I hope to learn as much as possible from all your vast knowledge of weightlifting and supplementation that can put in me in the correct direction to maximise my agains in the safest way possible !

Respect !!


----------



## budhicks1 (Jan 17, 2006)

Welcome, nice to meet you!!!


----------



## GFR (Jan 17, 2006)

toned_scotsman welcome to IM


----------



## Arnold (Jan 17, 2006)

toned_scotsman welcome to IM!


----------



## MyK (Jan 24, 2006)

welcome to IM!


----------



## toned_scotsman (Jan 24, 2006)

Thanks for the welcome guys appreciated !!


----------



## MyK (Jan 24, 2006)

toned_scotsman said:
			
		

> Thanks for the welcome guys appreciated !!

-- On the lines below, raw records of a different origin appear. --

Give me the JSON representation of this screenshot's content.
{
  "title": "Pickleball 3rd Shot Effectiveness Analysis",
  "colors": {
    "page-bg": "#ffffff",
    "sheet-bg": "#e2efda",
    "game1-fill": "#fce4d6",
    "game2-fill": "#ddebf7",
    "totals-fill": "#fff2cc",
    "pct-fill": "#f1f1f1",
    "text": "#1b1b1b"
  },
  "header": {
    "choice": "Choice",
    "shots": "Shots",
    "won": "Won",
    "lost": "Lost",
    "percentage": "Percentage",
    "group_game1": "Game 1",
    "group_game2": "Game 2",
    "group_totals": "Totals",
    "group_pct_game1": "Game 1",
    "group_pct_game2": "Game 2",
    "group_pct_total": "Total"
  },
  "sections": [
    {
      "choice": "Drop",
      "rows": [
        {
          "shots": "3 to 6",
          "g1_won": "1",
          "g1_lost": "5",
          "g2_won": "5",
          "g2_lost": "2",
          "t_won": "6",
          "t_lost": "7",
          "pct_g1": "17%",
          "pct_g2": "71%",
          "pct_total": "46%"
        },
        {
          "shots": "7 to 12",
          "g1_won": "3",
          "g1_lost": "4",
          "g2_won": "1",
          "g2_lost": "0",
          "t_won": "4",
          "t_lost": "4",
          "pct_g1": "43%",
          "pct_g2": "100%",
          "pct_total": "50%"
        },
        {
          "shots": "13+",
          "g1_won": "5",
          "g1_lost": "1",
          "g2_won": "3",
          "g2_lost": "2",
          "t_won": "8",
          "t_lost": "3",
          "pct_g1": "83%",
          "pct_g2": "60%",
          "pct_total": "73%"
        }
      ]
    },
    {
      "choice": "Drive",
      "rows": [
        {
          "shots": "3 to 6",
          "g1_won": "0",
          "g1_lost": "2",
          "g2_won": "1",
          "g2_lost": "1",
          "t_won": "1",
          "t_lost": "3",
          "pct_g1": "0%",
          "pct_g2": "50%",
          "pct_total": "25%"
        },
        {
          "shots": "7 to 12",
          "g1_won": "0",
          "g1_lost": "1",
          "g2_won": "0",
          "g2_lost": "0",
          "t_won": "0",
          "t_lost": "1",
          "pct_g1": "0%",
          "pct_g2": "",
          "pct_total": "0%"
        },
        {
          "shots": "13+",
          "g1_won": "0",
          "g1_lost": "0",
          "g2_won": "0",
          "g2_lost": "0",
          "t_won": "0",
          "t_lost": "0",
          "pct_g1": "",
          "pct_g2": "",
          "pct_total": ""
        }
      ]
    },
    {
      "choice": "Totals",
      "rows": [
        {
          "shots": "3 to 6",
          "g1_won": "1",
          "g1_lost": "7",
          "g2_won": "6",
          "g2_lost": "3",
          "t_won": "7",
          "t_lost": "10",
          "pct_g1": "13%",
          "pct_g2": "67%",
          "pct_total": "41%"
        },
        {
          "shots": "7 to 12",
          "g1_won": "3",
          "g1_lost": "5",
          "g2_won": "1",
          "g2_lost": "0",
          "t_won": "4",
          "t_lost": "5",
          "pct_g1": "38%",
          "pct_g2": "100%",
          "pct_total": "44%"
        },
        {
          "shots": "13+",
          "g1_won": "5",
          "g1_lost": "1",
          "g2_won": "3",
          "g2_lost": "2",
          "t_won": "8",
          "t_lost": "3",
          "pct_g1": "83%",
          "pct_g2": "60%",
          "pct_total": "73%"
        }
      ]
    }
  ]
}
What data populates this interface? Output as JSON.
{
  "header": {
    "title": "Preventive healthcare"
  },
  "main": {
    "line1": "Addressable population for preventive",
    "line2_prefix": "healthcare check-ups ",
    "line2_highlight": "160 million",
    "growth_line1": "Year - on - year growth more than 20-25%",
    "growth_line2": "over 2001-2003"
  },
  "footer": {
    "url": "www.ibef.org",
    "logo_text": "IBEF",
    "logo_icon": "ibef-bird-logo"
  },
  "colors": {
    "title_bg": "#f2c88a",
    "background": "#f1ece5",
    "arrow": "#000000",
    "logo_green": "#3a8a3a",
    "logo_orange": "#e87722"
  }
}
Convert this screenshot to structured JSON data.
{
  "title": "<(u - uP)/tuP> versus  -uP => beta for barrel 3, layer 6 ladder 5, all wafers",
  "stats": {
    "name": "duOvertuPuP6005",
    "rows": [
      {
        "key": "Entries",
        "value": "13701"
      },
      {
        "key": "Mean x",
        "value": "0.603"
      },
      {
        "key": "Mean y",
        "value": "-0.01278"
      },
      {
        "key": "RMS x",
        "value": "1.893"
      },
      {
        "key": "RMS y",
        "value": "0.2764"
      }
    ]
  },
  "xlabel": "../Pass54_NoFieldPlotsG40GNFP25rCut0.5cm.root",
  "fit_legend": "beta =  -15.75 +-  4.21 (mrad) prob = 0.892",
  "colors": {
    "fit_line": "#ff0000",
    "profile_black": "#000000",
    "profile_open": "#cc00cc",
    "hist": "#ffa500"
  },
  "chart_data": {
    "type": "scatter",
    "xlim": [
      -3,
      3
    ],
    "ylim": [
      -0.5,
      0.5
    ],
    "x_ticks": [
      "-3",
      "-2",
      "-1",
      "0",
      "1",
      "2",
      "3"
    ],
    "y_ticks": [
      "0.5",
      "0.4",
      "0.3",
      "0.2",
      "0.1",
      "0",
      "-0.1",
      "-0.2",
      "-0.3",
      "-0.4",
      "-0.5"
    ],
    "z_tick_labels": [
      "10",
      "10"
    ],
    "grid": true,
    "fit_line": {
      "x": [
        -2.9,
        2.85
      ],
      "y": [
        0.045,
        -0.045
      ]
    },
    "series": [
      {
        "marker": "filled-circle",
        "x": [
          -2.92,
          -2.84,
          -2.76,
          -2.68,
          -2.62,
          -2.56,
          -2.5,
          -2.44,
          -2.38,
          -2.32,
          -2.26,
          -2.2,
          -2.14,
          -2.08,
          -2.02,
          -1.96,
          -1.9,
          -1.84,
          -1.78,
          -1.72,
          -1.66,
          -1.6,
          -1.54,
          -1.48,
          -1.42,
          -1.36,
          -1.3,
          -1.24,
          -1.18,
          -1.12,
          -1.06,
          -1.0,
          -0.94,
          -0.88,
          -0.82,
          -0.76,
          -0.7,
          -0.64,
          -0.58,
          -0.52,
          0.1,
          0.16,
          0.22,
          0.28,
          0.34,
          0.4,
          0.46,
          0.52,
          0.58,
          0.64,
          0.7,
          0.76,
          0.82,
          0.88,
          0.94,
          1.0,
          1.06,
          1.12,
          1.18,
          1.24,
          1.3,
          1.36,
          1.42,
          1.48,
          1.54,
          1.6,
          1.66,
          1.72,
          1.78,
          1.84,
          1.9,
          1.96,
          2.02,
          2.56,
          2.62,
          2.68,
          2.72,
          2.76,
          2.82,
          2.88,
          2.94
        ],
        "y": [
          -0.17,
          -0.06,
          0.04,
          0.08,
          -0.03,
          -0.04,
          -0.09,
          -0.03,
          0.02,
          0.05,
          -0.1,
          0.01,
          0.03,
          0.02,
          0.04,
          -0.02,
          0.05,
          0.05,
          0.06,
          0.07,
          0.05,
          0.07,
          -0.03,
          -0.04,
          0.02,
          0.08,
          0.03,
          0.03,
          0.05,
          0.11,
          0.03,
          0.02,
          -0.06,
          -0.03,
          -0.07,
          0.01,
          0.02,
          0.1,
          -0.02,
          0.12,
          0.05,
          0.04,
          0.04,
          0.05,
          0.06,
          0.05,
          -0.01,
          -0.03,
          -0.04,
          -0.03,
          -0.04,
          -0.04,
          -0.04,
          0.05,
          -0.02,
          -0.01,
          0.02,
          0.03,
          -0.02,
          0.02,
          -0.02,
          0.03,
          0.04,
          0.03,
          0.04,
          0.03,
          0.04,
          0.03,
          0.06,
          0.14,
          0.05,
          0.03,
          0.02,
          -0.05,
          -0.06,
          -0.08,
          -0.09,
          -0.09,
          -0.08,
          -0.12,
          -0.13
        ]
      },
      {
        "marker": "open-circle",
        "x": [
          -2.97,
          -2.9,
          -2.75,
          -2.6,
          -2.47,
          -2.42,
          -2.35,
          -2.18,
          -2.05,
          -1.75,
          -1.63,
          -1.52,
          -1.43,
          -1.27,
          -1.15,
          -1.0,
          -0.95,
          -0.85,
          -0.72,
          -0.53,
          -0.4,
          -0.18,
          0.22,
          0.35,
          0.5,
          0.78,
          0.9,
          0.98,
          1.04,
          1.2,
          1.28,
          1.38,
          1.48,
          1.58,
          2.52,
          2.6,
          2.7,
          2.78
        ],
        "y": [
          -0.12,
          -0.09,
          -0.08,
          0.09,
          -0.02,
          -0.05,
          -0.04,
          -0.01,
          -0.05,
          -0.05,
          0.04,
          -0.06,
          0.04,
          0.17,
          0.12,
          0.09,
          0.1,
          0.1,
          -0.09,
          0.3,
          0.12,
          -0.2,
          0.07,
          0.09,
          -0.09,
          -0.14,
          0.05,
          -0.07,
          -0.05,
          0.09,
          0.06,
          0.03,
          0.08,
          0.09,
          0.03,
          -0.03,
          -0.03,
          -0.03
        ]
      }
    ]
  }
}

its shite being scotish!! ya tha lowest of tha low!~!!1!


----------



## toned_scotsman (Jan 24, 2006)

MyK said:
			
		

> its shite being scotish!! ya tha lowest of tha low!~!!1!




  very offensive    NOT !! 
what a sad person you are trying to cause agro for no reason !

as for canadians     american wannabes !!!

Canadians "better hope the United States doesn't roll over one night and crush them. They are lucky we allow them to exist on the same continent."

qoute from ann coulter says it all about canada lmao !!!


----------



## MyK (Jan 25, 2006)

toned_scotsman said:
			
		

> very offensive    NOT !!
> what a sad person you are trying to cause agro for no reason !
> 
> as for canadians     american wannabes !!!
> ...



I wasn't trying to start "agro" its a quote from trainspotting!  

you can trash talk Canada all you want! I just live there, I was born and raised in Britain!


----------



## dougnukem (Jan 31, 2006)

Hey now, Canucks make good brew.  Welcome to IM!


----------